Contou de um a dez e entrelaçou suas mãos, adentrando no ambiente que já lhe era familiar.
- Lou? - o homem de quase meia-idade e cabelos platinados sorriu ao avistar o sobrinho através de seus óculos da Armani.
Porra.
- Hey, tio.
- Como está, meu caro? Sente-se aqui na minha frente.- falou amigável.
Tommo gostava tanto de seu tio. Ele lembrava muito de seu pai e também o tratava como filho. Henry Tomlinson foi aquele que mais apoiou Louis após o acidente que tirou a vida de quem o menor mais gostava.
E ele estava prestes a decepciona-lo. Droga.
- Bom, como está Johanna? Faz tempo que não tenho notícias de minha cunhada!
- Bem. - Louis disse sem graça.
- É? Nossa eu lembro de quando ela cozinhava aquele ensopado de carne que...
Henry sendo a alma hiperativa que era começou a divagar alguma história aleatória sobre Johanna enquanto Louis tentava se concentrar no que precisava ser feito.
Olhava para todos os cantos da sala a fim de evitar manter contato visual com o tio.
Seus olhos se mantiveram fixos nas prateleiras cheias de livros daquela sala por algum instante.
Fixaram-se especificamente em um livro de capa vermelha com um conjunto de letras brancas em caps lock designando "O Médico e o Monstro".
Louis imediatamente se recordou das palavras de Harry durante seu surto.
- Louis, você está bem? Parece meio pálido. - Tommo escutou a voz de seu tio ressoando de longe, como se ele estivesse em um poço cheio de ecos.
- Yeah. Sim. O que é aquilo?- apontou para a prateleira cheia de livros. Obviamente eram livros... Mas Louis procurava algum sentido mesmo onde não existia.
- Oh, são as cópias que recebi do Hospital Psiquiátrico vinculado na uni. Eventualmente eu iria te mostrar porque deve ser do seu interesse.
- Por que receberam esse livros? Ahm?
- Ah, foi atividade passada aos pacientes há alguns anos atrás. Nós costumávamos comprar algumas caixas de livros e deixá-las disponíveis para apreciação dos pacientes. E então pedíamos que eles fizessem uma resenha sobre os livros que liam. Mas, por conta da pouca participação por parte deles, paramos com essa atividade.
Oh.
Oh.
Será?
Louis cogitou a possibilidade daquilo pertencer a Styles. Remota possibilidade.
- Por que? Quer ler algum?
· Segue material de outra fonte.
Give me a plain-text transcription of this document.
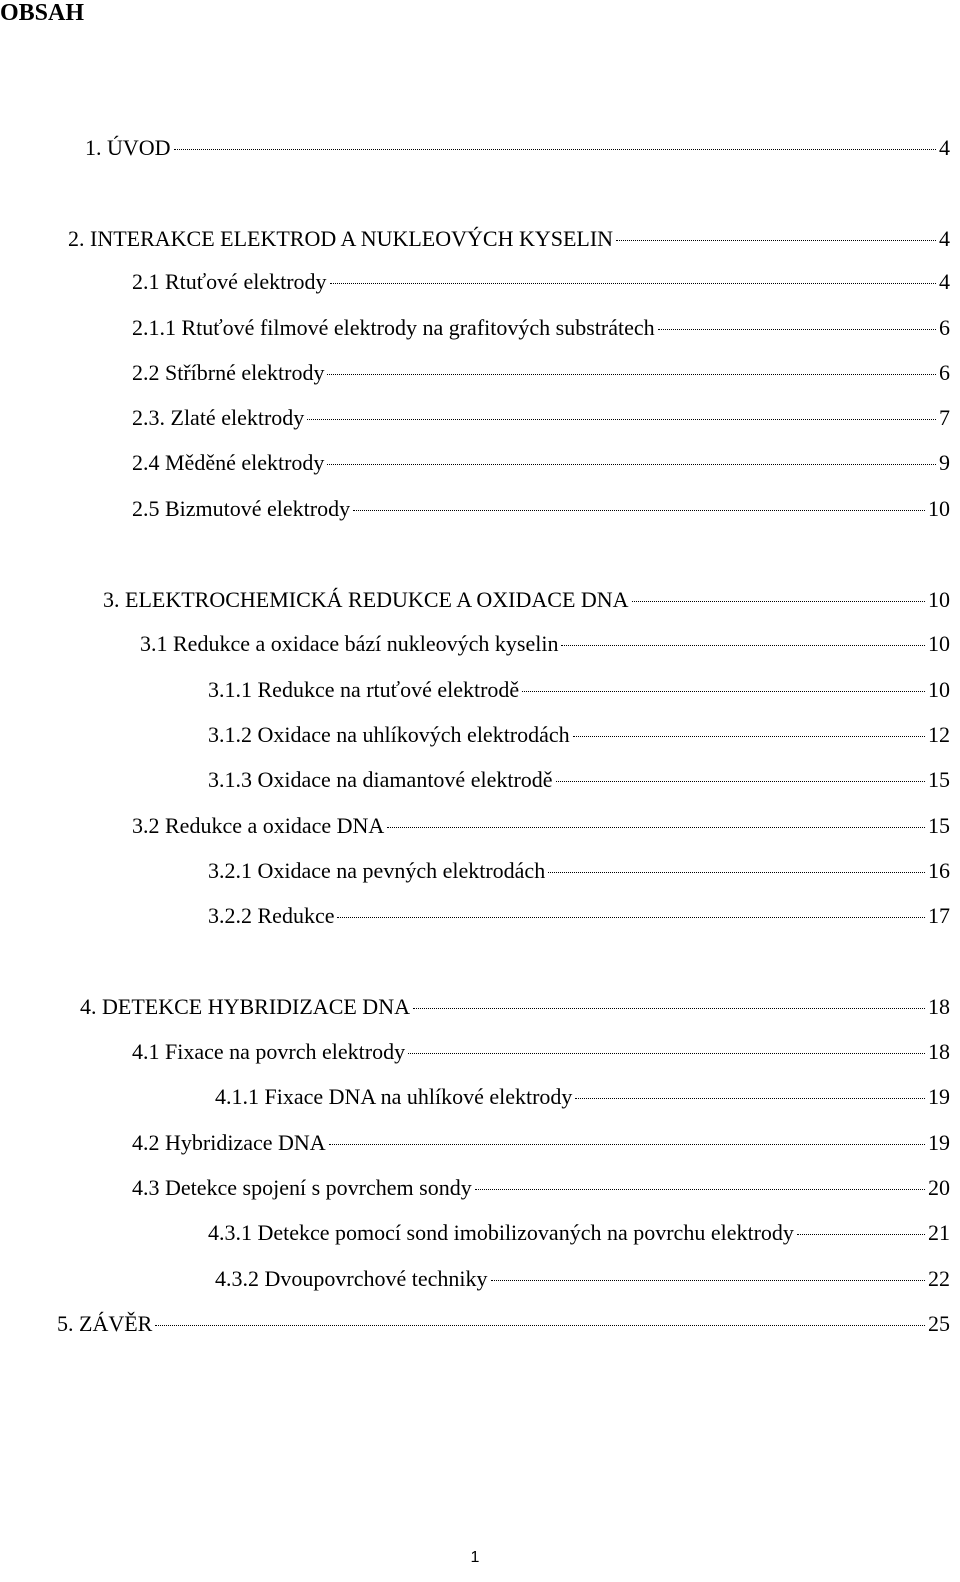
OBSAH
1. ÚVOD	4
2. INTERAKCE ELEKTROD A NUKLEOVÝCH KYSELIN	4
2.1 Rtuťové elektrody	4
2.1.1 Rtuťové filmové elektrody na grafitových substrátech	6
2.2 Stříbrné elektrody	6
2.3. Zlaté elektrody	7
2.4 Měděné elektrody	9
2.5 Bizmutové elektrody	10
3. ELEKTROCHEMICKÁ REDUKCE A OXIDACE DNA	10
3.1 Redukce a oxidace bází nukleových kyselin	10
3.1.1 Redukce na rtuťové elektrodě	10
3.1.2 Oxidace na uhlíkových elektrodách	12
3.1.3 Oxidace na diamantové elektrodě	15
3.2 Redukce a oxidace DNA	15
3.2.1 Oxidace na pevných elektrodách	16
3.2.2 Redukce	17
4. DETEKCE HYBRIDIZACE DNA	18
4.1 Fixace na povrch elektrody	18
4.1.1 Fixace DNA na uhlíkové elektrody	19
4.2 Hybridizace DNA	19
4.3 Detekce spojení s povrchem sondy	20
4.3.1 Detekce pomocí sond imobilizovaných na povrchu elektrody	21
4.3.2 Dvoupovrchové techniky	22
5. ZÁVĚR	25
1
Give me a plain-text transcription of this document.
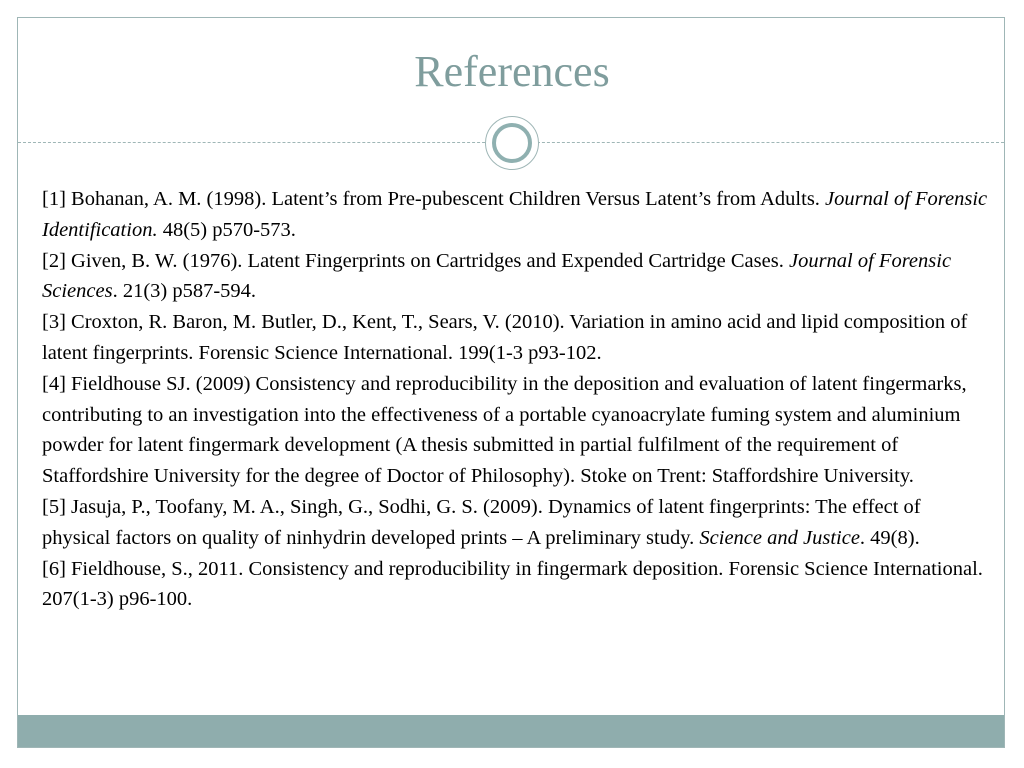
References

[1] Bohanan, A. M. (1998). Latent’s from Pre-pubescent Children Versus Latent’s from Adults. Journal of Forensic Identification. 48(5) p570-573.

[2] Given, B. W. (1976). Latent Fingerprints on Cartridges and Expended Cartridge Cases. Journal of Forensic Sciences. 21(3) p587-594.

[3] Croxton, R. Baron, M. Butler, D., Kent, T., Sears, V. (2010). Variation in amino acid and lipid composition of latent fingerprints. Forensic Science International. 199(1-3 p93-102.

[4] Fieldhouse SJ. (2009) Consistency and reproducibility in the deposition and evaluation of latent fingermarks, contributing to an investigation into the effectiveness of a portable cyanoacrylate fuming system and aluminium powder for latent fingermark development (A thesis submitted in partial fulfilment of the requirement of Staffordshire University for the degree of Doctor of Philosophy). Stoke on Trent: Staffordshire University.

[5] Jasuja, P., Toofany, M. A., Singh, G., Sodhi, G. S. (2009). Dynamics of latent fingerprints: The effect of physical factors on quality of ninhydrin developed prints – A preliminary study. Science and Justice. 49(8).

[6] Fieldhouse, S., 2011. Consistency and reproducibility in fingermark deposition. Forensic Science International. 207(1-3) p96-100.
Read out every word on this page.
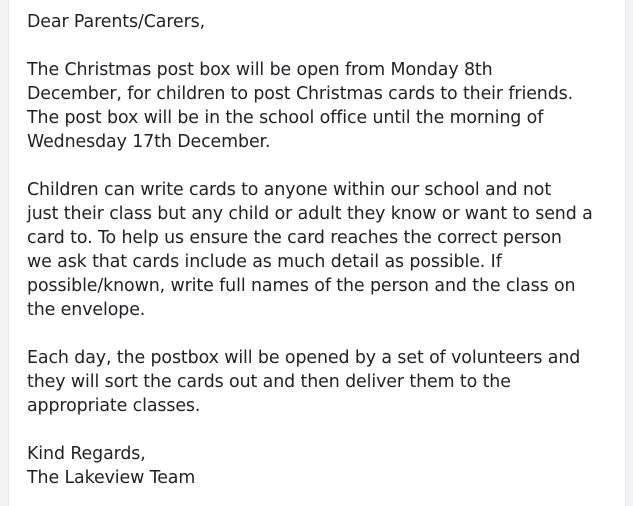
Dear Parents/Carers,

The Christmas post box will be open from Monday 8th
December, for children to post Christmas cards to their friends.
The post box will be in the school office until the morning of
Wednesday 17th December.

Children can write cards to anyone within our school and not
just their class but any child or adult they know or want to send a
card to. To help us ensure the card reaches the correct person
we ask that cards include as much detail as possible. If
possible/known, write full names of the person and the class on
the envelope.

Each day, the postbox will be opened by a set of volunteers and
they will sort the cards out and then deliver them to the
appropriate classes.

Kind Regards,
The Lakeview Team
Pode pegar, se desejar.
Henry provavelmente estava estranhando o comportamento acuado do menino, que sempre fora cheio de energia e palavras.
Observou Louis se levantar ainda distraído e caminhar aos tropeços para perto das estantes, esticando o trêmulo braço e apanhando algum livro.
A interface do exemplar que Louis colocou entre as mãos era de "O Médico e o Monstro: Dr. Jekyll & Mr. Hyde".
Os olhinhos azuis de Louis se iluminaram. Ele gostava de ler. E aquilo estava familiar.
Era uma obra de Robert Louis Stevenson, datada de 1886, embora conservada em ótimo estado.
No rodapé havia um post it amarelo com escrita em preto "paciente 302".